His classroom always smells of freshly brewed coffee.









His classroom always smells of freshly brewed coffee. He keeps the lights off, brushstrokes of an unfinished Tintoretto.   There is the sexual montage festooned across the back of the wall with beautiful humans, scantily clad, forming pissed off and pensive expressions with their lips. He sits on his desk as we go over vocab. Occasionally his legs rattle as if he has ingested to much caffeine, as if he is kicking  the petal to a kick drum. Every Friday during the perfunctory vocab test he plays music. The first two weeks it is classical. He plays Mozart and Bach’s Brandenburg’s concerto. He plays jazz, talking with fondness about Ella Fitzgerald and Louis Armstrong. He plays new age. He plays excerpts from Madame Butterfly and Aida.  He lays Pavarotti's singing Nesum Dorma., elucidating that Italian stating that the song is about a dude in love with a Princess, stating that if he fails to answer three riddles he will not only not get laid but he will also meet death.
  Later in the semester he plays Andrew Lloyd Weber. He says that every human who has the opportunity should see Phantom of the Opera.  It should be a priority.

 

He makes jokes that are Pg -13. He talks about nurse Nancy downstairs giving out crackers and jests that crackers can be used for contraceptives and pretends to place a saltine wafer between the caps of knees. He laughs uncontrollably. He has a high-pitched laugh which is contagious. He is into critical thinking and word puzzles.   He has two seniors who look like they can be J. Crew models sit in the class, reading the Journal Star, clipping out articles. He  writes reference letters to past valedictorians applying to MIT and West Point. He hosts a Bridge club after school, stating that it is an intellectually stimulating game.  He expects greatness of his top students. He has season tickets to the symphony. 

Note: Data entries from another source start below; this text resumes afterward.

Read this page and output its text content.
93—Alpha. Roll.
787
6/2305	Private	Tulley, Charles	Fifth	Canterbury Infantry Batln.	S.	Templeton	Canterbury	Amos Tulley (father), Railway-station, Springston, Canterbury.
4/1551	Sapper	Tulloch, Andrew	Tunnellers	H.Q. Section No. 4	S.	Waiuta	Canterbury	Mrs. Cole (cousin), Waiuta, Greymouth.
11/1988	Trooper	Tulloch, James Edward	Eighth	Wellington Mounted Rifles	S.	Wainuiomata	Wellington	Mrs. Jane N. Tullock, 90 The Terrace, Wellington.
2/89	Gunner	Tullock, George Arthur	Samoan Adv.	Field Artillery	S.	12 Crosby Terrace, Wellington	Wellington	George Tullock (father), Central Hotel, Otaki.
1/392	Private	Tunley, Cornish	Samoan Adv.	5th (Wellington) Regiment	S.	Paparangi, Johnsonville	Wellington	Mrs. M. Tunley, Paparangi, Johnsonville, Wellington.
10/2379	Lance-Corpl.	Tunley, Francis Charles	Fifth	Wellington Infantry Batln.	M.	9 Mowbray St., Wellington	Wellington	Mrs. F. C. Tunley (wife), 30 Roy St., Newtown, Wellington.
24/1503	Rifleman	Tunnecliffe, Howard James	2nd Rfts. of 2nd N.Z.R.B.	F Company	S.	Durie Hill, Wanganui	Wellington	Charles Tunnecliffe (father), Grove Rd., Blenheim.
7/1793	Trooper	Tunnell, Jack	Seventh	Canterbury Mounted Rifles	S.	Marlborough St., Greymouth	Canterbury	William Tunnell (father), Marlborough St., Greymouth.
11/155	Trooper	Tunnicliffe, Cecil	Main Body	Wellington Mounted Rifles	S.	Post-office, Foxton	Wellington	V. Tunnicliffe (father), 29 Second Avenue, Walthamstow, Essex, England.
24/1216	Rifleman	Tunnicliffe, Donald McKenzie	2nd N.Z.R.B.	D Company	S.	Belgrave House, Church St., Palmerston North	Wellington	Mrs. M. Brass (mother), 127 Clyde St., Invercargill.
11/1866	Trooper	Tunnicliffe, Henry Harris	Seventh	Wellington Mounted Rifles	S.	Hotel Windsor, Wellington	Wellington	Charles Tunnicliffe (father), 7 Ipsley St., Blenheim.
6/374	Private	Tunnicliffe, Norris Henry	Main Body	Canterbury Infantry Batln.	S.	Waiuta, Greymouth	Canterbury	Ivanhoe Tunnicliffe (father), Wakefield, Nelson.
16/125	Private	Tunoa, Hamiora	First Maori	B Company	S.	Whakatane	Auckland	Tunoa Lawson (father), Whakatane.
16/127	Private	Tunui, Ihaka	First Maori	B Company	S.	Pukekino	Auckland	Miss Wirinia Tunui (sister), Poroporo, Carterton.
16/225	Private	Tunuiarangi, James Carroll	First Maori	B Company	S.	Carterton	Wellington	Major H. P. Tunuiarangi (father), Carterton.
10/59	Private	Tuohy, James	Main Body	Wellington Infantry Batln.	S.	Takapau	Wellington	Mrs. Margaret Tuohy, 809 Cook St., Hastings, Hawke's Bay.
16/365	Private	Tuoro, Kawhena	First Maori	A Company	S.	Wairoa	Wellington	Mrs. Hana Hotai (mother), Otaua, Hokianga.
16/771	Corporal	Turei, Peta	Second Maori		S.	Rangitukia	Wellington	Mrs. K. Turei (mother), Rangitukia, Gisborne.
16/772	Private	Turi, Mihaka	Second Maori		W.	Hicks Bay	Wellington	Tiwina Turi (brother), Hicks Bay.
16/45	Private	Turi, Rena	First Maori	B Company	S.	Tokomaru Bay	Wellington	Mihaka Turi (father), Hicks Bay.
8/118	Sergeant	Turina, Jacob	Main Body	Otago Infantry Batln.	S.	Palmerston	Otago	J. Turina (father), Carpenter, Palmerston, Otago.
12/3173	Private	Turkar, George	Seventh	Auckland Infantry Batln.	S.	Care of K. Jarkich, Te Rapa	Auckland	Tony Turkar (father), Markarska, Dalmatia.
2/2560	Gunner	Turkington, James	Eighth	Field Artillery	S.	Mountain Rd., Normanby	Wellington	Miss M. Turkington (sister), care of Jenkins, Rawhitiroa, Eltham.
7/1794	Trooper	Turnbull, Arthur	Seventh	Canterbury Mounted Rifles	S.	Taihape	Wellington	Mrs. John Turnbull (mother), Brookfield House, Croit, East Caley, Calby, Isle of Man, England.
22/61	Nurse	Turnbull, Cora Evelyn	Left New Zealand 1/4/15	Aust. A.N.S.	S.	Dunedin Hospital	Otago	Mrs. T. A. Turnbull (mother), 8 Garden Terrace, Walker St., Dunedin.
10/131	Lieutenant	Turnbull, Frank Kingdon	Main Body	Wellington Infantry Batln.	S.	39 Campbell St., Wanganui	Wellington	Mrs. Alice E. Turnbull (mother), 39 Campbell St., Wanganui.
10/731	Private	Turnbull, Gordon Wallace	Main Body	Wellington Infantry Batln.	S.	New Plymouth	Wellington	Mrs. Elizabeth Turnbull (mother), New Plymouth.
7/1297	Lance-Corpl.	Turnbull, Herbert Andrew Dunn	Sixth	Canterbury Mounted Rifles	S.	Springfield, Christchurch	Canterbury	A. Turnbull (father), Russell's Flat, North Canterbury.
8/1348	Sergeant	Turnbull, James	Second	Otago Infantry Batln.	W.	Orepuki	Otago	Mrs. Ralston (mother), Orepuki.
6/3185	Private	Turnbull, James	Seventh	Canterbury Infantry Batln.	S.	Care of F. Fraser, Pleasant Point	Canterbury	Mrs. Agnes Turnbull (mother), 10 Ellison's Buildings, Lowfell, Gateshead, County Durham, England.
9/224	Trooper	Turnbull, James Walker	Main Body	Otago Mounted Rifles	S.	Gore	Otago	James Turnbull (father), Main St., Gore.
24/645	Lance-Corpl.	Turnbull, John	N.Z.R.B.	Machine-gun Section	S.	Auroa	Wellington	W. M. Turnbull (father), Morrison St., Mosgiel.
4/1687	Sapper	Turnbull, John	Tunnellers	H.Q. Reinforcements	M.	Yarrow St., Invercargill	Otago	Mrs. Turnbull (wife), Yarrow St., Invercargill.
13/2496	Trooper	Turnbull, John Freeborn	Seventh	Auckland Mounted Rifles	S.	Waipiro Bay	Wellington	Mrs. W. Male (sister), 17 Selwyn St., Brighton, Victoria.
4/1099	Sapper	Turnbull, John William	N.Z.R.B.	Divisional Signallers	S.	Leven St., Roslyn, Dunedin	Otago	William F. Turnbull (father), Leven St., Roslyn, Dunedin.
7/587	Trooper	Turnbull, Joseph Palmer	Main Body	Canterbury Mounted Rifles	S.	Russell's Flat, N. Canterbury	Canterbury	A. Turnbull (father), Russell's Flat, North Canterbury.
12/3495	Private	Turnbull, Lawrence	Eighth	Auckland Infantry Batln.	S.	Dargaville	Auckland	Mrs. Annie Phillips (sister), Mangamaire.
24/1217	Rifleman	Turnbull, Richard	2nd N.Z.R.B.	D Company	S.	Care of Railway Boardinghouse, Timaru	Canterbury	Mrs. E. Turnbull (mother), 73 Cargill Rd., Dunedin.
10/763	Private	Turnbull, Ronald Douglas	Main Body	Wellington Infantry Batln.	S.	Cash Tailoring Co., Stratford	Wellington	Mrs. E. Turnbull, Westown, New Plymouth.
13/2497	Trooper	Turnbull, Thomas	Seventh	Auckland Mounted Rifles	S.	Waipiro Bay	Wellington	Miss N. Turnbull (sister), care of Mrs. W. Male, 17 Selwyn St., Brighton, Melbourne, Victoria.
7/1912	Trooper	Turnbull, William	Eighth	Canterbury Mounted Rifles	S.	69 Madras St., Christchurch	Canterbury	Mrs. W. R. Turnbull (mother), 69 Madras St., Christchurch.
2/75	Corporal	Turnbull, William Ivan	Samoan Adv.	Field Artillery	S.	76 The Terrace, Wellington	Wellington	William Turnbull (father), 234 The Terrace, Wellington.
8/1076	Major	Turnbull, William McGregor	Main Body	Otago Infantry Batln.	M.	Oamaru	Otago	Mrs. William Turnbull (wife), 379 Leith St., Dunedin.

When he teaches Romeo & Juliet instead of biting his thumb in the first scene he lifts his middle finger and flips off the class, stating that this is what Sampson is signaling when he bites his thumb.

He uses curse words as acronyms to remember stuff ins debate. He uses the word SHITS as an acronym  meaning Subject History Integrity Truth Significance.

When he teaches Chaucer he notes in the wife of Bath how Medieval women with gap teeth were pretty good at giving a mean Blowjob.  
I sit next to Patrick still reeking of nicotine. We break for lunch. I tell Patrick if it were not for Coach Mann and Larry Reents I have no clue how I would survive mornings.



Atlunch I can’t stop talking about Angelina Lighthouse.
 
Patrick says that he remembers her from second grade when he was at Whittier.


“She’s always been a little hottie. She always used to have her mom French braid her hair and one time I got in trouble because I said that her French braid looked like a whip and I asked her where her chains were baby.”

“How old were you?”

“Patrick shrugs and says I dunno. Maybe nine.

“How did you learn about ess-en-em at such a young age?” I inquire.

 


“Cable,” He says, shrugging his neck from shoulder blade to opposite shoulder blade like a teeter-totter. While tithing a toothy grin.




 Later at lunch that day three people who I don’t even know come over to Patrick addressing him as PAM.

 His lunch tray is shaking seismically.
 
I grapple his wrist in an effort to assuage him. In attempt to get him to calm down.